From Natural Philosophy Wiki
Angelo Loinger
NationalityItalian
Known forArguments against the physical reality of gravitational waves and black holes
Scientific career
FieldsTheoretical physics, general relativity
InstitutionsUniversity of Milan

Angelo Loinger is an Italian theoretical physicist, formerly of the Dipartimento di Fisica at the University of Milan, known for a long series of papers challenging mainstream interpretations of general relativity. He is listed in The Worldwide List of Dissident Scientists.

Work

Loinger is best known for arguing that gravitational waves and black holes are not genuine consequences of exact general relativity. In numerous papers (many posted to the physics arXiv) and in his book On Black Holes and Gravitational Waves, he maintains that gravitational waves are "phantom" entities with no physical generation mechanism and that black holes are fictive objects. These positions run counter to the scientific mainstream; the LIGO collaboration reported the first direct detection of gravitational waves from a black-hole merger in 2015, and gravitational-wave astronomy has since become an established field.

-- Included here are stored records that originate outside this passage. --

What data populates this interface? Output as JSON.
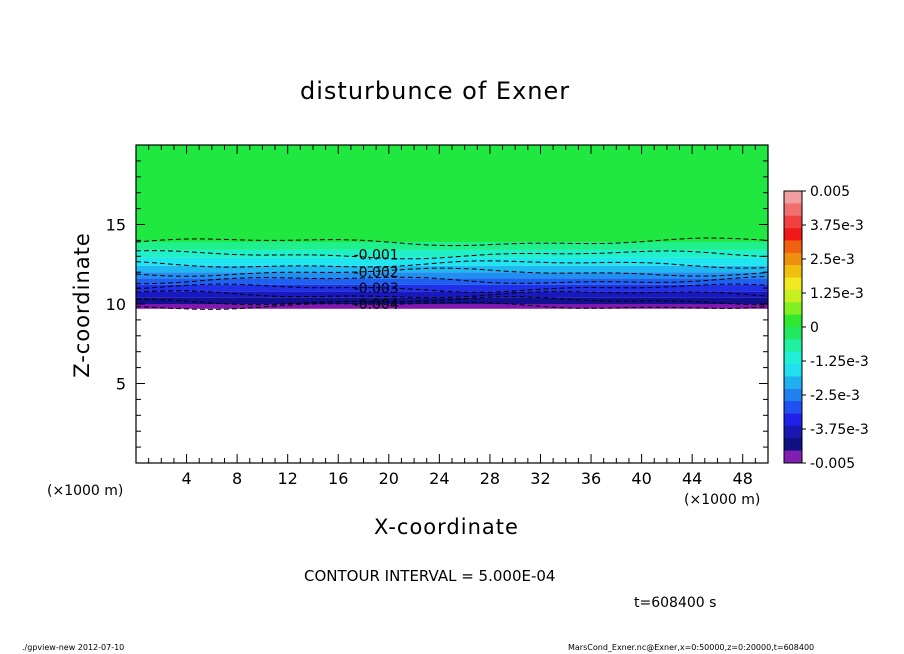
{
  "chart_data": {
    "type": "heatmap",
    "title": "disturbunce of Exner",
    "xlabel": "X-coordinate",
    "ylabel": "Z-coordinate",
    "x_unit_label": "(×1000 m)",
    "z_unit_label": "(×1000 m)",
    "xlim": [
      0,
      50
    ],
    "zlim": [
      0,
      20
    ],
    "x_ticks": [
      4,
      8,
      12,
      16,
      20,
      24,
      28,
      32,
      36,
      40,
      44,
      48
    ],
    "z_ticks": [
      5,
      10,
      15
    ],
    "contour_interval_text": "CONTOUR INTERVAL = 5.000E-04",
    "time_text": "t=608400  s",
    "contour_labels": [
      {
        "text": "-0.001",
        "x": 19.0,
        "z": 13.1
      },
      {
        "text": "-0.002",
        "x": 19.0,
        "z": 12.0
      },
      {
        "text": "-0.003",
        "x": 19.0,
        "z": 11.0
      },
      {
        "text": "-0.004",
        "x": 19.0,
        "z": 10.0
      }
    ],
    "contour_levels_z": [
      13.9,
      13.1,
      12.5,
      12.0,
      11.5,
      11.0,
      10.6,
      10.2,
      9.9
    ],
    "fill_bands": [
      {
        "z_top": 20.0,
        "z_bot": 13.9,
        "color": "#20e840"
      },
      {
        "z_top": 13.9,
        "z_bot": 13.4,
        "color": "#20f08c"
      },
      {
        "z_top": 13.4,
        "z_bot": 12.9,
        "color": "#20f0c8"
      },
      {
        "z_top": 12.9,
        "z_bot": 12.4,
        "color": "#20e6f0"
      },
      {
        "z_top": 12.4,
        "z_bot": 12.0,
        "color": "#20b8f0"
      },
      {
        "z_top": 12.0,
        "z_bot": 11.6,
        "color": "#2090f0"
      },
      {
        "z_top": 11.6,
        "z_bot": 11.2,
        "color": "#2060f0"
      },
      {
        "z_top": 11.2,
        "z_bot": 10.8,
        "color": "#2030e8"
      },
      {
        "z_top": 10.8,
        "z_bot": 10.4,
        "color": "#1818c0"
      },
      {
        "z_top": 10.4,
        "z_bot": 10.0,
        "color": "#101090"
      },
      {
        "z_top": 10.0,
        "z_bot": 9.7,
        "color": "#8018b0"
      }
    ],
    "colorbar": {
      "tick_labels": [
        "0.005",
        "3.75e-3",
        "2.5e-3",
        "1.25e-3",
        "0",
        "-1.25e-3",
        "-2.5e-3",
        "-3.75e-3",
        "-0.005"
      ],
      "colors": [
        "#f0a0a0",
        "#f07070",
        "#f04040",
        "#f01818",
        "#f06010",
        "#f09010",
        "#f0c010",
        "#f0e820",
        "#c8f020",
        "#80f020",
        "#30e830",
        "#20e860",
        "#20f0a0",
        "#20f0d8",
        "#20e0f0",
        "#20b0f0",
        "#2080f0",
        "#2050f0",
        "#2020e8",
        "#1818b0",
        "#101080",
        "#8020b0"
      ]
    }
  },
  "footer": {
    "left": "./gpview-new   2012-07-10",
    "right": "MarsCond_Exner.nc@Exner,x=0:50000,z=0:20000,t=608400"
  }
}
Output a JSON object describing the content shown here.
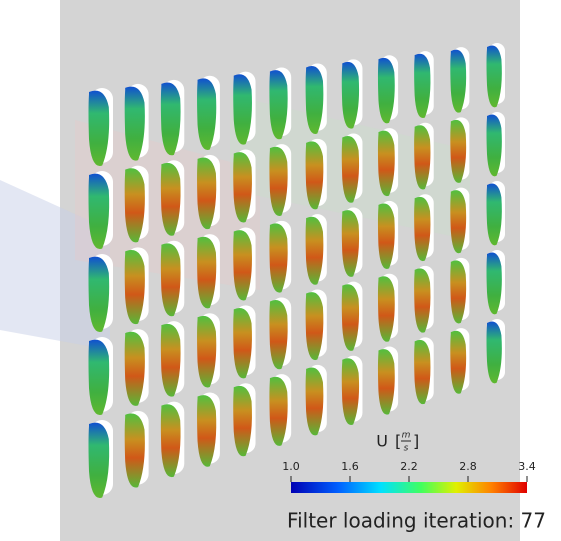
{
  "colorbar": {
    "title": "U",
    "unit_numerator": "m",
    "unit_denominator": "s",
    "range": [
      1.0,
      3.4
    ],
    "ticks": [
      {
        "value": 1.0,
        "label": "1.0"
      },
      {
        "value": 1.6,
        "label": "1.6"
      },
      {
        "value": 2.2,
        "label": "2.2"
      },
      {
        "value": 2.8,
        "label": "2.8"
      },
      {
        "value": 3.4,
        "label": "3.4"
      }
    ]
  },
  "caption": "Filter loading iteration: 77"
}
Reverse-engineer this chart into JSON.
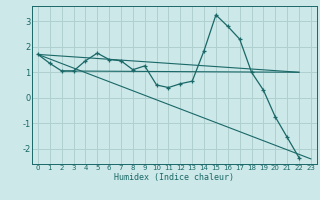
{
  "xlabel": "Humidex (Indice chaleur)",
  "bg_color": "#cce8e8",
  "grid_color": "#b0d0d0",
  "line_color": "#1a6868",
  "xlim": [
    -0.5,
    23.5
  ],
  "ylim": [
    -2.6,
    3.6
  ],
  "xticks": [
    0,
    1,
    2,
    3,
    4,
    5,
    6,
    7,
    8,
    9,
    10,
    11,
    12,
    13,
    14,
    15,
    16,
    17,
    18,
    19,
    20,
    21,
    22,
    23
  ],
  "yticks": [
    -2,
    -1,
    0,
    1,
    2,
    3
  ],
  "series1_x": [
    0,
    1,
    2,
    3,
    4,
    5,
    6,
    7,
    8,
    9,
    10,
    11,
    12,
    13,
    14,
    15,
    16,
    17,
    18,
    19,
    20,
    21,
    22
  ],
  "series1_y": [
    1.7,
    1.35,
    1.05,
    1.05,
    1.45,
    1.75,
    1.5,
    1.45,
    1.1,
    1.25,
    0.5,
    0.4,
    0.55,
    0.65,
    1.85,
    3.25,
    2.8,
    2.3,
    1.0,
    0.3,
    -0.75,
    -1.55,
    -2.35
  ],
  "line1_x": [
    0,
    22
  ],
  "line1_y": [
    1.7,
    1.0
  ],
  "line2_x": [
    0,
    23
  ],
  "line2_y": [
    1.7,
    -2.4
  ],
  "line3_x": [
    2,
    22
  ],
  "line3_y": [
    1.05,
    1.0
  ]
}
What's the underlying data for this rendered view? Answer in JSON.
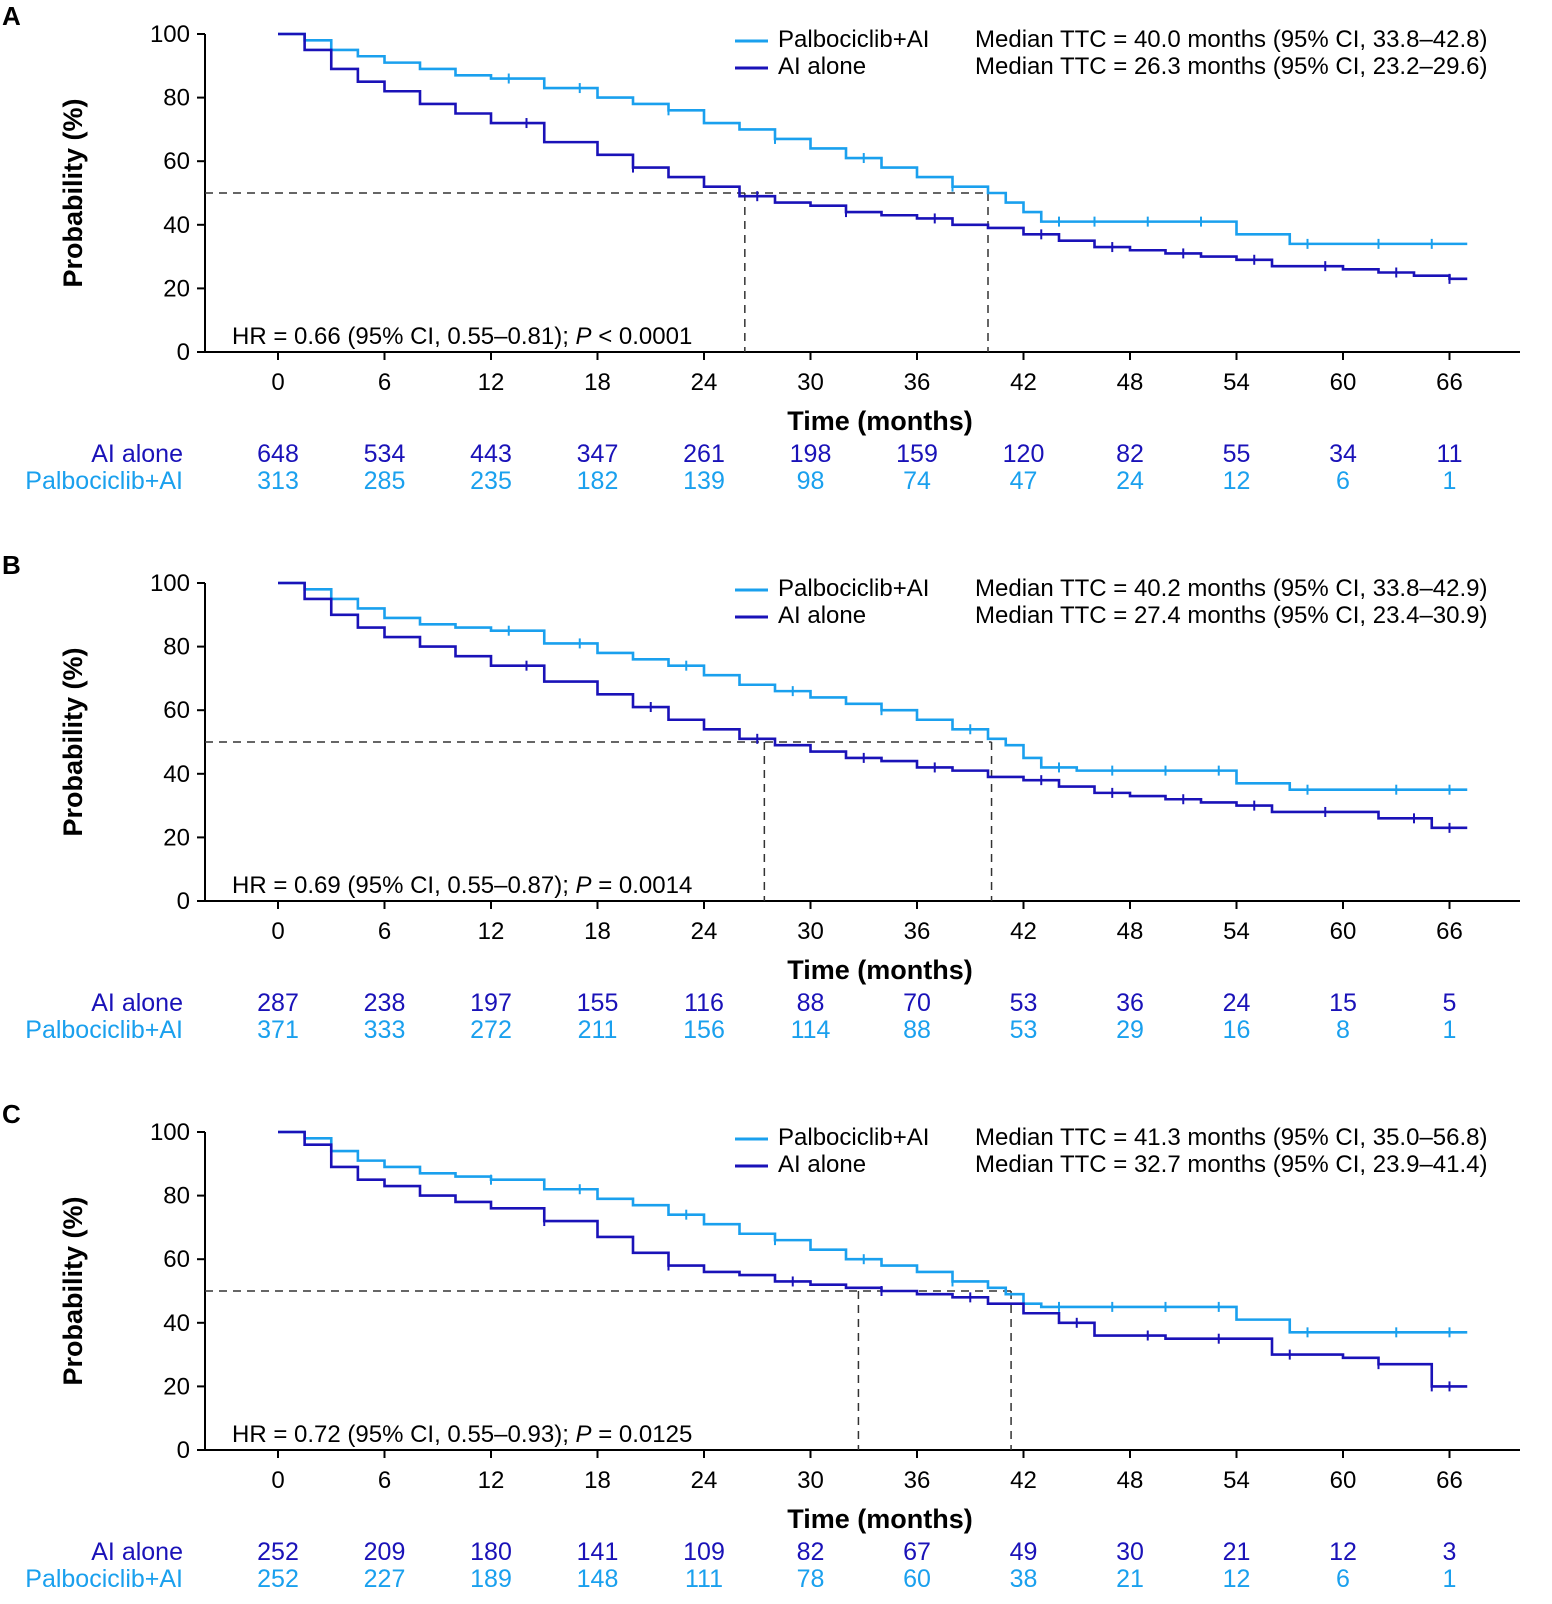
{
  "colors": {
    "palbociclib": "#1aa0ee",
    "ai_alone": "#1a12b8",
    "axis": "#000000",
    "reference": "#333333"
  },
  "chart_data": [
    {
      "type": "line",
      "panel": "A",
      "xlabel": "Time (months)",
      "ylabel": "Probability (%)",
      "xlim": [
        -5,
        69
      ],
      "ylim": [
        0,
        100
      ],
      "xticks": [
        "0",
        "6",
        "12",
        "18",
        "24",
        "30",
        "36",
        "42",
        "48",
        "54",
        "60",
        "66"
      ],
      "yticks": [
        "0",
        "20",
        "40",
        "60",
        "80",
        "100"
      ],
      "legend": {
        "palbociclib": {
          "label": "Palbociclib+AI",
          "median_text": "Median TTC = 40.0 months (95% CI, 33.8–42.8)"
        },
        "ai_alone": {
          "label": "AI alone",
          "median_text": "Median TTC = 26.3 months (95% CI, 23.2–29.6)"
        }
      },
      "hr_text": {
        "prefix": "HR = 0.66 (95% CI, 0.55–0.81); ",
        "p": "P",
        "suffix": " < 0.0001"
      },
      "medians": {
        "ai_alone": 26.3,
        "palbociclib": 40.0
      },
      "series": [
        {
          "name": "Palbociclib+AI",
          "key": "palbociclib",
          "x": [
            0,
            1.5,
            3,
            4.5,
            6,
            8,
            10,
            12,
            15,
            18,
            20,
            22,
            24,
            26,
            28,
            30,
            32,
            34,
            36,
            38,
            40,
            41,
            42,
            43,
            45,
            48,
            50,
            52,
            54,
            57,
            60,
            62,
            64,
            66,
            67
          ],
          "y": [
            100,
            98,
            95,
            93,
            91,
            89,
            87,
            86,
            83,
            80,
            78,
            76,
            72,
            70,
            67,
            64,
            61,
            58,
            55,
            52,
            50,
            47,
            44,
            41,
            41,
            41,
            41,
            41,
            37,
            34,
            34,
            34,
            34,
            34,
            34
          ],
          "censor_x": [
            13,
            17,
            22,
            28,
            33,
            38,
            44,
            46,
            49,
            52,
            58,
            62,
            65
          ]
        },
        {
          "name": "AI alone",
          "key": "ai_alone",
          "x": [
            0,
            1.5,
            3,
            4.5,
            6,
            8,
            10,
            12,
            15,
            18,
            20,
            22,
            24,
            26,
            28,
            30,
            32,
            34,
            36,
            38,
            40,
            42,
            44,
            46,
            48,
            50,
            52,
            54,
            56,
            58,
            60,
            62,
            64,
            66,
            67
          ],
          "y": [
            100,
            95,
            89,
            85,
            82,
            78,
            75,
            72,
            66,
            62,
            58,
            55,
            52,
            49,
            47,
            46,
            44,
            43,
            42,
            40,
            39,
            37,
            35,
            33,
            32,
            31,
            30,
            29,
            27,
            27,
            26,
            25,
            24,
            23,
            23
          ],
          "censor_x": [
            14,
            20,
            27,
            32,
            37,
            43,
            47,
            51,
            55,
            59,
            63,
            66
          ]
        }
      ],
      "risk_table": {
        "times": [
          "0",
          "6",
          "12",
          "18",
          "24",
          "30",
          "36",
          "42",
          "48",
          "54",
          "60",
          "66"
        ],
        "ai_alone": {
          "label": "AI alone",
          "counts": [
            "648",
            "534",
            "443",
            "347",
            "261",
            "198",
            "159",
            "120",
            "82",
            "55",
            "34",
            "11"
          ]
        },
        "palbociclib": {
          "label": "Palbociclib+AI",
          "counts": [
            "313",
            "285",
            "235",
            "182",
            "139",
            "98",
            "74",
            "47",
            "24",
            "12",
            "6",
            "1"
          ]
        }
      }
    },
    {
      "type": "line",
      "panel": "B",
      "xlabel": "Time (months)",
      "ylabel": "Probability (%)",
      "xlim": [
        -5,
        69
      ],
      "ylim": [
        0,
        100
      ],
      "xticks": [
        "0",
        "6",
        "12",
        "18",
        "24",
        "30",
        "36",
        "42",
        "48",
        "54",
        "60",
        "66"
      ],
      "yticks": [
        "0",
        "20",
        "40",
        "60",
        "80",
        "100"
      ],
      "legend": {
        "palbociclib": {
          "label": "Palbociclib+AI",
          "median_text": "Median TTC = 40.2 months (95% CI, 33.8–42.9)"
        },
        "ai_alone": {
          "label": "AI alone",
          "median_text": "Median TTC = 27.4 months (95% CI, 23.4–30.9)"
        }
      },
      "hr_text": {
        "prefix": "HR = 0.69 (95% CI, 0.55–0.87); ",
        "p": "P",
        "suffix": " = 0.0014"
      },
      "medians": {
        "ai_alone": 27.4,
        "palbociclib": 40.2
      },
      "series": [
        {
          "name": "Palbociclib+AI",
          "key": "palbociclib",
          "x": [
            0,
            1.5,
            3,
            4.5,
            6,
            8,
            10,
            12,
            15,
            18,
            20,
            22,
            24,
            26,
            28,
            30,
            32,
            34,
            36,
            38,
            40,
            41,
            42,
            43,
            45,
            48,
            50,
            52,
            54,
            57,
            60,
            62,
            64,
            66,
            67
          ],
          "y": [
            100,
            98,
            95,
            92,
            89,
            87,
            86,
            85,
            81,
            78,
            76,
            74,
            71,
            68,
            66,
            64,
            62,
            60,
            57,
            54,
            51,
            49,
            45,
            42,
            41,
            41,
            41,
            41,
            37,
            35,
            35,
            35,
            35,
            35,
            35
          ],
          "censor_x": [
            13,
            17,
            23,
            29,
            34,
            39,
            44,
            47,
            50,
            53,
            58,
            63,
            66
          ]
        },
        {
          "name": "AI alone",
          "key": "ai_alone",
          "x": [
            0,
            1.5,
            3,
            4.5,
            6,
            8,
            10,
            12,
            15,
            18,
            20,
            22,
            24,
            26,
            28,
            30,
            32,
            34,
            36,
            38,
            40,
            42,
            44,
            46,
            48,
            50,
            52,
            54,
            56,
            58,
            60,
            62,
            64,
            65,
            67
          ],
          "y": [
            100,
            95,
            90,
            86,
            83,
            80,
            77,
            74,
            69,
            65,
            61,
            57,
            54,
            51,
            49,
            47,
            45,
            44,
            42,
            41,
            39,
            38,
            36,
            34,
            33,
            32,
            31,
            30,
            28,
            28,
            28,
            26,
            26,
            23,
            23
          ],
          "censor_x": [
            14,
            21,
            27,
            33,
            37,
            43,
            47,
            51,
            55,
            59,
            64,
            66
          ]
        }
      ],
      "risk_table": {
        "times": [
          "0",
          "6",
          "12",
          "18",
          "24",
          "30",
          "36",
          "42",
          "48",
          "54",
          "60",
          "66"
        ],
        "ai_alone": {
          "label": "AI alone",
          "counts": [
            "287",
            "238",
            "197",
            "155",
            "116",
            "88",
            "70",
            "53",
            "36",
            "24",
            "15",
            "5"
          ]
        },
        "palbociclib": {
          "label": "Palbociclib+AI",
          "counts": [
            "371",
            "333",
            "272",
            "211",
            "156",
            "114",
            "88",
            "53",
            "29",
            "16",
            "8",
            "1"
          ]
        }
      }
    },
    {
      "type": "line",
      "panel": "C",
      "xlabel": "Time (months)",
      "ylabel": "Probability (%)",
      "xlim": [
        -5,
        69
      ],
      "ylim": [
        0,
        100
      ],
      "xticks": [
        "0",
        "6",
        "12",
        "18",
        "24",
        "30",
        "36",
        "42",
        "48",
        "54",
        "60",
        "66"
      ],
      "yticks": [
        "0",
        "20",
        "40",
        "60",
        "80",
        "100"
      ],
      "legend": {
        "palbociclib": {
          "label": "Palbociclib+AI",
          "median_text": "Median TTC = 41.3 months (95% CI, 35.0–56.8)"
        },
        "ai_alone": {
          "label": "AI alone",
          "median_text": "Median TTC = 32.7 months (95% CI, 23.9–41.4)"
        }
      },
      "hr_text": {
        "prefix": "HR = 0.72 (95% CI, 0.55–0.93); ",
        "p": "P",
        "suffix": " = 0.0125"
      },
      "medians": {
        "ai_alone": 32.7,
        "palbociclib": 41.3
      },
      "series": [
        {
          "name": "Palbociclib+AI",
          "key": "palbociclib",
          "x": [
            0,
            1.5,
            3,
            4.5,
            6,
            8,
            10,
            12,
            15,
            18,
            20,
            22,
            24,
            26,
            28,
            30,
            32,
            34,
            36,
            38,
            40,
            41,
            42,
            43,
            45,
            48,
            50,
            52,
            54,
            57,
            60,
            62,
            64,
            66,
            67
          ],
          "y": [
            100,
            98,
            94,
            91,
            89,
            87,
            86,
            85,
            82,
            79,
            77,
            74,
            71,
            68,
            66,
            63,
            60,
            58,
            56,
            53,
            51,
            49,
            46,
            45,
            45,
            45,
            45,
            45,
            41,
            37,
            37,
            37,
            37,
            37,
            37
          ],
          "censor_x": [
            12,
            17,
            23,
            28,
            33,
            38,
            44,
            47,
            50,
            53,
            58,
            63,
            66
          ]
        },
        {
          "name": "AI alone",
          "key": "ai_alone",
          "x": [
            0,
            1.5,
            3,
            4.5,
            6,
            8,
            10,
            12,
            15,
            18,
            20,
            22,
            24,
            26,
            28,
            30,
            32,
            34,
            36,
            38,
            40,
            42,
            44,
            46,
            48,
            50,
            52,
            54,
            56,
            58,
            60,
            62,
            64,
            65,
            67
          ],
          "y": [
            100,
            96,
            89,
            85,
            83,
            80,
            78,
            76,
            72,
            67,
            62,
            58,
            56,
            55,
            53,
            52,
            51,
            50,
            49,
            48,
            46,
            43,
            40,
            36,
            36,
            35,
            35,
            35,
            30,
            30,
            29,
            27,
            27,
            20,
            20
          ],
          "censor_x": [
            15,
            22,
            29,
            34,
            39,
            45,
            49,
            53,
            57,
            62,
            65,
            66
          ]
        }
      ],
      "risk_table": {
        "times": [
          "0",
          "6",
          "12",
          "18",
          "24",
          "30",
          "36",
          "42",
          "48",
          "54",
          "60",
          "66"
        ],
        "ai_alone": {
          "label": "AI alone",
          "counts": [
            "252",
            "209",
            "180",
            "141",
            "109",
            "82",
            "67",
            "49",
            "30",
            "21",
            "12",
            "3"
          ]
        },
        "palbociclib": {
          "label": "Palbociclib+AI",
          "counts": [
            "252",
            "227",
            "189",
            "148",
            "111",
            "78",
            "60",
            "38",
            "21",
            "12",
            "6",
            "1"
          ]
        }
      }
    }
  ]
}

Together with Tiziana Marsico, Loinger also argued (in "On the GR-speeds of light and particles", arXiv:1201.0114) that in general relativity the velocity of a particle is constrained only to be lower than the local light velocity, which in certain metrics may exceed the light velocity in vacuo. On this basis he treated superluminal signalling as not excluded by the theory.

Earlier in his career Loinger published on quantum mechanics, including work with Piero Caldirola.